Writing Cards and Letters

I enjoy writing cards and letters.  It is somewhat of a lost art in our society, with the introduction of email, instant messaging, texts, tweets, and Facebook messages, to name a few.

Often I feel like some messages are better delivered written in my own handwriting. 

I have boxes of letters Paul wrote me before we were married.  I have other correspondence I have received over the years as well.

These things are tactile.  I can feel them.  I can touch them.

You can't do that with a message stored in a folder on your computer.

Receiving a hand written letter is part of an experience.  You have to physically open the envelope.  You unfold the letter or card.  You can see the hand writing of the person who sent you the message.  A part of that person was sent with the letter.

I spent part of my day today writing cards and letters.  I love doing this, and I don't do it often enough. 
It is a practice I hope to resurrect in my own life.....to send more written correspondence to people.

“How wonderful it is to be able to write someone a letter!
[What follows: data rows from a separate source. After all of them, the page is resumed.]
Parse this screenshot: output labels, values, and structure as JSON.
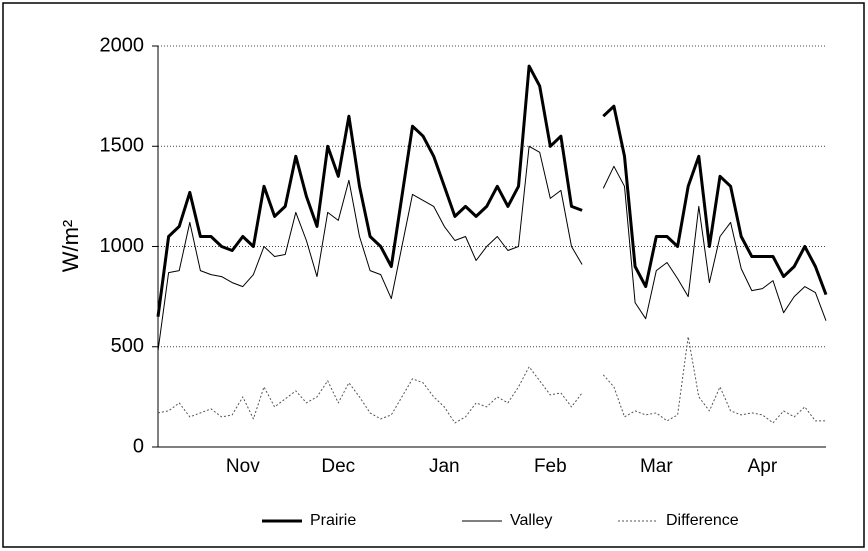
{
  "chart_data": {
    "type": "line",
    "y_label": "W/m²",
    "categories": [
      null,
      null,
      null,
      null,
      null,
      null,
      null,
      null,
      "Nov",
      null,
      null,
      null,
      null,
      null,
      null,
      null,
      null,
      "Dec",
      null,
      null,
      null,
      null,
      null,
      null,
      null,
      null,
      null,
      "Jan",
      null,
      null,
      null,
      null,
      null,
      null,
      null,
      null,
      null,
      "Feb",
      null,
      null,
      null,
      null,
      null,
      null,
      null,
      null,
      null,
      "Mar",
      null,
      null,
      null,
      null,
      null,
      null,
      null,
      null,
      null,
      "Apr",
      null,
      null,
      null,
      null,
      null,
      null
    ],
    "series": [
      {
        "name": "Prairie",
        "color": "#000000",
        "width": 3,
        "dash": "none",
        "values": [
          650,
          1050,
          1100,
          1270,
          1050,
          1050,
          1000,
          980,
          1050,
          1000,
          1300,
          1150,
          1200,
          1450,
          1250,
          1100,
          1500,
          1350,
          1650,
          1300,
          1050,
          1000,
          900,
          1250,
          1600,
          1550,
          1450,
          1300,
          1150,
          1200,
          1150,
          1200,
          1300,
          1200,
          1300,
          1900,
          1800,
          1500,
          1550,
          1200,
          1180,
          null,
          1650,
          1700,
          1450,
          900,
          800,
          1050,
          1050,
          1000,
          1300,
          1450,
          1000,
          1350,
          1300,
          1050,
          950,
          950,
          950,
          850,
          900,
          1000,
          900,
          760
        ]
      },
      {
        "name": "Valley",
        "color": "#000000",
        "width": 1,
        "dash": "none",
        "values": [
          480,
          870,
          880,
          1120,
          880,
          860,
          850,
          820,
          800,
          860,
          1000,
          950,
          960,
          1170,
          1030,
          850,
          1170,
          1130,
          1330,
          1050,
          880,
          860,
          740,
          1000,
          1260,
          1230,
          1200,
          1100,
          1030,
          1050,
          930,
          1000,
          1050,
          980,
          1000,
          1500,
          1470,
          1240,
          1280,
          1000,
          910,
          null,
          1290,
          1400,
          1300,
          720,
          640,
          880,
          920,
          840,
          750,
          1200,
          820,
          1050,
          1120,
          890,
          780,
          790,
          830,
          670,
          750,
          800,
          770,
          630
        ]
      },
      {
        "name": "Difference",
        "color": "#555555",
        "width": 1,
        "dash": "2 2",
        "values": [
          170,
          180,
          220,
          150,
          170,
          190,
          150,
          160,
          250,
          140,
          300,
          200,
          240,
          280,
          220,
          250,
          330,
          220,
          320,
          250,
          170,
          140,
          160,
          250,
          340,
          320,
          250,
          200,
          120,
          150,
          220,
          200,
          250,
          220,
          300,
          400,
          330,
          260,
          270,
          200,
          270,
          null,
          360,
          300,
          150,
          180,
          160,
          170,
          130,
          160,
          550,
          250,
          180,
          300,
          180,
          160,
          170,
          160,
          120,
          180,
          150,
          200,
          130,
          130
        ]
      }
    ],
    "ylim": [
      0,
      2000
    ],
    "yticks": [
      0,
      500,
      1000,
      1500,
      2000
    ],
    "grid": true,
    "legend": "bottom"
  }
}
To feel like conveying your thoughts to a person, to sit at your desk and pick up a pen, to put your thoughts into words like this is truly marvelous.”
― Haruki Murakami, Norwegian Wood

There are certain cards I have received that I look at again and again, because their message was a great encouragement to me, and often, if I'm in a bad and depressed place, I can go back to the note and it makes me feel better.

That is one of the joys of sending a note....to encourage another.

And a joy of receiving a note.....to be encouraged by the sender.

If you agree with me on this, I challenge you.  Pick up your pen this week, put your pen to paper, and write someone some words of encouragement and pop it in the mail. 

As Haruki Murakami says in the quote above...."to put your thoughts into words like this is truly marvelous."